Может собственных платонов... Юность Ломоносова, стр. 28

Новоприбывшие взяли да и ударили челобитную на государево имя, прося поместить их, куда его императорское величество заблагорассудит, сообщая пока, что они «безместно и бедно скитаться принуждены».

Пока дело дошло до Петра, немало воды утекло, но, получив челобитную сорбоннских выучеников, Петр повелел синоду определить их к делу.

Больше всех преуспел Горлецкий. Преподнеся Екатерине I составленную им грамматику французского языка, он через некоторое время был определен адъюнкт-профессором в Академию наук. Каргопольский же и Постников делали по поручению синода переводы, и только осенью 1725 года они получили постоянные места преподавателей Московской славяно-греко-латинской академии. Постников удержался на своем месте и впоследствии дошел даже до должности директора Московской синодальной типографии, Каргопольский же в служебной деятельности не преуспел. В следующем году он был уволен из преподавателей академии, оказавшись на «иждивении» Московской синодальной конторы. И наконец строптивый и неуживчивый «парижский студент» оказался в Холмогорах — подальше от Москвы и Петербурга… Но и здесь он недолго продержался. Через год его отрешили от должности.

— Значит, заморскими науками нас просвещать, — продолжал юлить дьякон. — Как славно! За морем науки, чай, глубоки?

— Хоть куда.

— У нас таких и не найти?

— Покуда нету. Будут. Вот, к примеру, Михайло Ломоносов в них преуспеет.
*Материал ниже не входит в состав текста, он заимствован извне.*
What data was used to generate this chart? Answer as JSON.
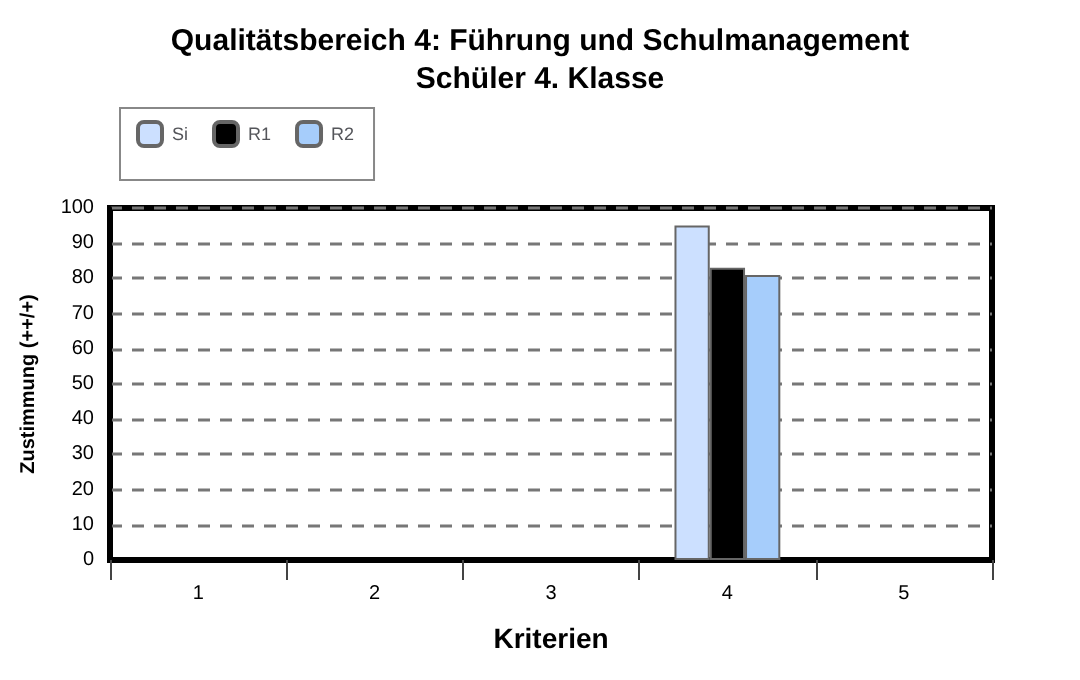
{
  "chart_data": {
    "type": "bar",
    "title": "Qualitätsbereich 4: Führung und Schulmanagement",
    "subtitle": "Schüler 4. Klasse",
    "xlabel": "Kriterien",
    "ylabel": "Zustimmung (++/+)",
    "categories": [
      "1",
      "2",
      "3",
      "4",
      "5"
    ],
    "series": [
      {
        "name": "Si",
        "color": "#cce0ff",
        "values": [
          null,
          null,
          null,
          95,
          null
        ]
      },
      {
        "name": "R1",
        "color": "#000000",
        "values": [
          null,
          null,
          null,
          83,
          null
        ]
      },
      {
        "name": "R2",
        "color": "#a6cdfb",
        "values": [
          null,
          null,
          null,
          81,
          null
        ]
      }
    ],
    "ylim": [
      0,
      100
    ],
    "yticks": [
      0,
      10,
      20,
      30,
      40,
      50,
      60,
      70,
      80,
      90,
      100
    ],
    "grid": "y",
    "line_style": "dashed",
    "legend": "top left"
  }
}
А? Каково, дьякон?

— Ежели рассудить, то что ж? Хорошо. И давно ты отправился в… Уж не обессудь, названия не упомню.

— Немалое время тому назад. Около четырнадцати уже годков.

— Как к хорошему делу пристанешь, — продолжал дьякон, — и оно к тебе добром обернется. Достатку у тебя за это время набежало от наук? Ведь четырнадцать лет! И почести, что за труды ученые полагаются, на тебя снизошли?

— А как же? Снизошли.

— Ну и слава богу. За морем долго ли обретался?

— Пять лет и еще немного.

— Хорошо за такое время все постиг. Многому научился. А как сюда явился — сразу же тебе почет и всякое богатство? Или немного повременя?

— Повременя.

— Что так? — участливо спросил дьякон.

— Мерзавцев на свете много.

Дьякон насторожился:

— Вон как. Это в Петербурге да Москве?

— Везде хватает.

Игривости в голосе у дьякона поубавилось.
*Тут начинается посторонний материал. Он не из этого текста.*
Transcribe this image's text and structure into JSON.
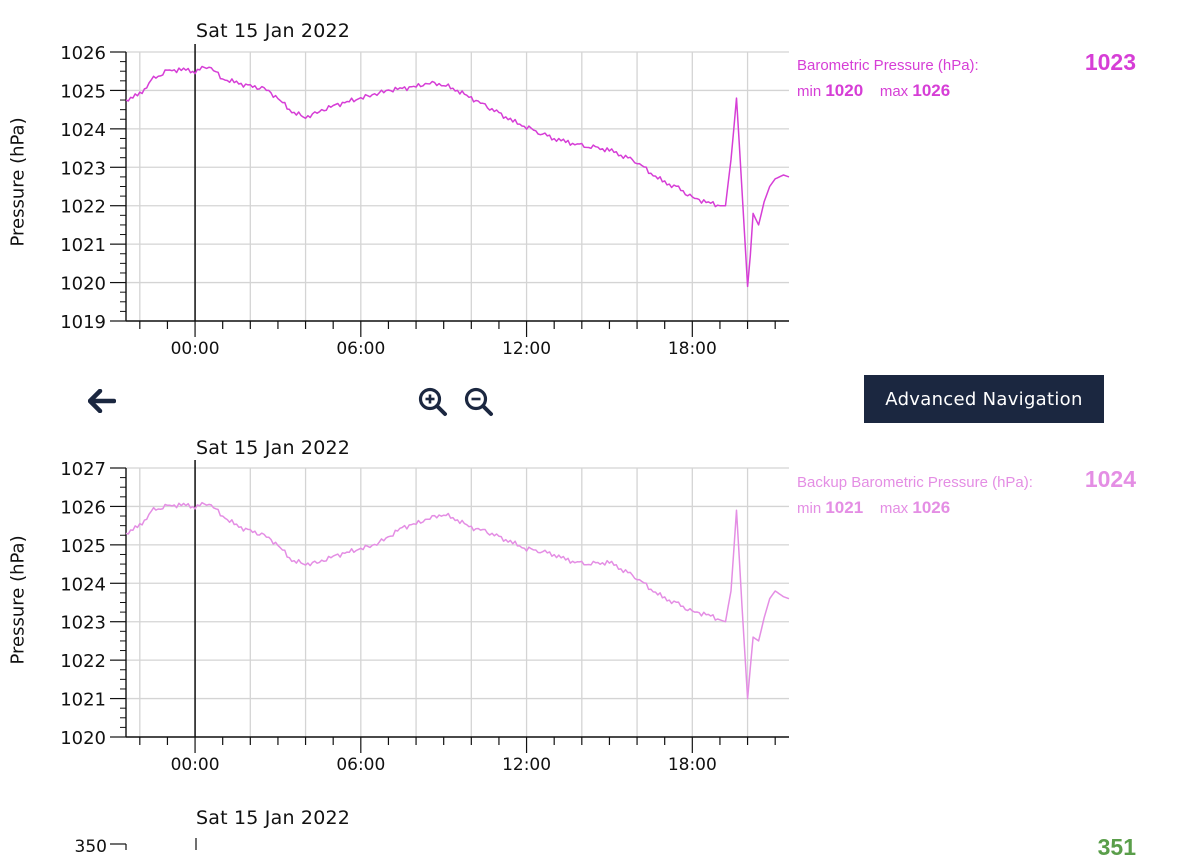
{
  "navigation": {
    "back_icon": "arrow-left-icon",
    "zoom_in_icon": "zoom-in-icon",
    "zoom_out_icon": "zoom-out-icon",
    "advanced_label": "Advanced Navigation"
  },
  "charts": [
    {
      "date": "Sat 15 Jan 2022",
      "ylabel": "Pressure (hPa)",
      "legend": {
        "name": "Barometric Pressure (hPa):",
        "current": "1023",
        "min_label": "min",
        "min": "1020",
        "max_label": "max",
        "max": "1026"
      },
      "color": "#d63ed6"
    },
    {
      "date": "Sat 15 Jan 2022",
      "ylabel": "Pressure (hPa)",
      "legend": {
        "name": "Backup Barometric Pressure (hPa):",
        "current": "1024",
        "min_label": "min",
        "min": "1021",
        "max_label": "max",
        "max": "1026"
      },
      "color": "#e48ee4"
    },
    {
      "date": "Sat 15 Jan 2022",
      "ytick_top": "350",
      "current": "351",
      "color": "#5a9e4a"
    }
  ],
  "chart_data": [
    {
      "type": "line",
      "title": "Sat 15 Jan 2022",
      "ylabel": "Pressure (hPa)",
      "ylim": [
        1019,
        1026
      ],
      "yticks": [
        1019,
        1020,
        1021,
        1022,
        1023,
        1024,
        1025,
        1026
      ],
      "xlim": [
        -2.5,
        21.5
      ],
      "xticks": [
        "00:00",
        "06:00",
        "12:00",
        "18:00"
      ],
      "grid": true,
      "series": [
        {
          "name": "Barometric Pressure (hPa)",
          "color": "#d63ed6",
          "x": [
            -2.5,
            -2,
            -1.5,
            -1,
            -0.5,
            0,
            0.5,
            1,
            1.5,
            2,
            2.5,
            3,
            3.5,
            4,
            4.5,
            5,
            5.5,
            6,
            6.5,
            7,
            7.5,
            8,
            8.5,
            9,
            9.5,
            10,
            10.5,
            11,
            11.5,
            12,
            12.5,
            13,
            13.5,
            14,
            14.5,
            15,
            15.5,
            16,
            16.5,
            17,
            17.5,
            18,
            18.5,
            19,
            19.2,
            19.4,
            19.6,
            19.8,
            20,
            20.1,
            20.2,
            20.4,
            20.6,
            20.8,
            21,
            21.3,
            21.5
          ],
          "y": [
            1024.75,
            1024.9,
            1025.3,
            1025.5,
            1025.55,
            1025.5,
            1025.65,
            1025.3,
            1025.2,
            1025.1,
            1025.05,
            1024.8,
            1024.45,
            1024.3,
            1024.45,
            1024.6,
            1024.7,
            1024.8,
            1024.9,
            1025.0,
            1025.05,
            1025.1,
            1025.2,
            1025.15,
            1025.0,
            1024.8,
            1024.6,
            1024.4,
            1024.2,
            1024.05,
            1023.9,
            1023.75,
            1023.65,
            1023.55,
            1023.5,
            1023.45,
            1023.3,
            1023.15,
            1022.85,
            1022.6,
            1022.45,
            1022.2,
            1022.1,
            1022.0,
            1022.0,
            1023.2,
            1024.8,
            1022.4,
            1019.9,
            1020.7,
            1021.8,
            1021.5,
            1022.1,
            1022.5,
            1022.7,
            1022.8,
            1022.75
          ]
        }
      ]
    },
    {
      "type": "line",
      "title": "Sat 15 Jan 2022",
      "ylabel": "Pressure (hPa)",
      "ylim": [
        1020,
        1027
      ],
      "yticks": [
        1020,
        1021,
        1022,
        1023,
        1024,
        1025,
        1026,
        1027
      ],
      "xlim": [
        -2.5,
        21.5
      ],
      "xticks": [
        "00:00",
        "06:00",
        "12:00",
        "18:00"
      ],
      "grid": true,
      "series": [
        {
          "name": "Backup Barometric Pressure (hPa)",
          "color": "#e48ee4",
          "x": [
            -2.5,
            -2,
            -1.5,
            -1,
            -0.5,
            0,
            0.5,
            1,
            1.5,
            2,
            2.5,
            3,
            3.5,
            4,
            4.5,
            5,
            5.5,
            6,
            6.5,
            7,
            7.5,
            8,
            8.5,
            9,
            9.5,
            10,
            10.5,
            11,
            11.5,
            12,
            12.5,
            13,
            13.5,
            14,
            14.5,
            15,
            15.5,
            16,
            16.5,
            17,
            17.5,
            18,
            18.5,
            19,
            19.2,
            19.4,
            19.6,
            19.8,
            20,
            20.1,
            20.2,
            20.4,
            20.6,
            20.8,
            21,
            21.3,
            21.5
          ],
          "y": [
            1025.3,
            1025.5,
            1025.9,
            1026.0,
            1026.05,
            1026.0,
            1026.1,
            1025.75,
            1025.5,
            1025.35,
            1025.25,
            1025.0,
            1024.6,
            1024.5,
            1024.55,
            1024.7,
            1024.8,
            1024.9,
            1025.0,
            1025.2,
            1025.45,
            1025.55,
            1025.7,
            1025.8,
            1025.65,
            1025.45,
            1025.35,
            1025.2,
            1025.05,
            1024.9,
            1024.85,
            1024.75,
            1024.6,
            1024.5,
            1024.5,
            1024.55,
            1024.35,
            1024.15,
            1023.85,
            1023.6,
            1023.45,
            1023.25,
            1023.2,
            1023.05,
            1023.0,
            1023.8,
            1025.9,
            1023.4,
            1021.0,
            1021.8,
            1022.6,
            1022.5,
            1023.1,
            1023.6,
            1023.8,
            1023.65,
            1023.6
          ]
        }
      ]
    }
  ]
}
— Значит, нерадостно приняла родная сторонка? А ты бы, богу помолясь и крестным знамением себя осенив, самому государю челобитную.

— Бил.

— И что же?

— Государь Петр Алексеевич что нужно приказал. Жалует царь, да не жалует псарь. Промеж государя и подданного много насело такого, что не особо о деле печется. А потом Петр Алексеевич помер.

— Помер. Да. Ну, и тебе без государя хуже?
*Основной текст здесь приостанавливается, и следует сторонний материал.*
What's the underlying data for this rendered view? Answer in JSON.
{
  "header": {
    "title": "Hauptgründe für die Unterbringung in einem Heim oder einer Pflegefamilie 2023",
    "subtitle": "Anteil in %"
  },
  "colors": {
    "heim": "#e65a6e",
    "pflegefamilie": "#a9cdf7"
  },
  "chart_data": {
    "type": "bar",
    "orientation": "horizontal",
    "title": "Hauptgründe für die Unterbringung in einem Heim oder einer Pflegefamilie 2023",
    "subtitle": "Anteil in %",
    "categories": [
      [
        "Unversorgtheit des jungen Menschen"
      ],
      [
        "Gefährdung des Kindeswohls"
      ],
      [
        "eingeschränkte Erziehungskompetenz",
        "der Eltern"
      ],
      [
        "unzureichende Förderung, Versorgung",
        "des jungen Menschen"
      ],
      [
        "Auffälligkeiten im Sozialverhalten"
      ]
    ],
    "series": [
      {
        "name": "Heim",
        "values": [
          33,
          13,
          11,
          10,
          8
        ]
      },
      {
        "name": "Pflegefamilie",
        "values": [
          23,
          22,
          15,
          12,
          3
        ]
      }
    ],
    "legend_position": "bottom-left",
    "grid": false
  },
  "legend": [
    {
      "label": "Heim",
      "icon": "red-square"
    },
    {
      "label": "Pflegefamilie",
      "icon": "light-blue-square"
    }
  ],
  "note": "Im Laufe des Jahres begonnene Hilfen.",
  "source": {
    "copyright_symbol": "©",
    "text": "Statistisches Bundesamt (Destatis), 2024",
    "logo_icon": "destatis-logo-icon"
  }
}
— Ну, тут, дьякон, всякое пошло.

— Да, да, — участливо покачивал головой дьякон, — всякое. Ну, ты, стало быть, новым правлением и недоволен? Чем же быть довольным? А? Где уж теперь правда и справедливость?

Дьякон выжидающе уставился на Каргопольского.

Тут сказал Михайло:

— Отец дьякон, все ли, что Иван Иванович говорит, все ли это хорошо упоминаете? На всякий случай.

Сделав вид, что ничего не понял, дьякон ответил:

— Памятью бог не обидел.

Вдруг дьякон приблизился к Каргопольскому и с удивлением стал разглядывать его кафтан:

— Иван Иванович! Не нов, уж совсем не нов…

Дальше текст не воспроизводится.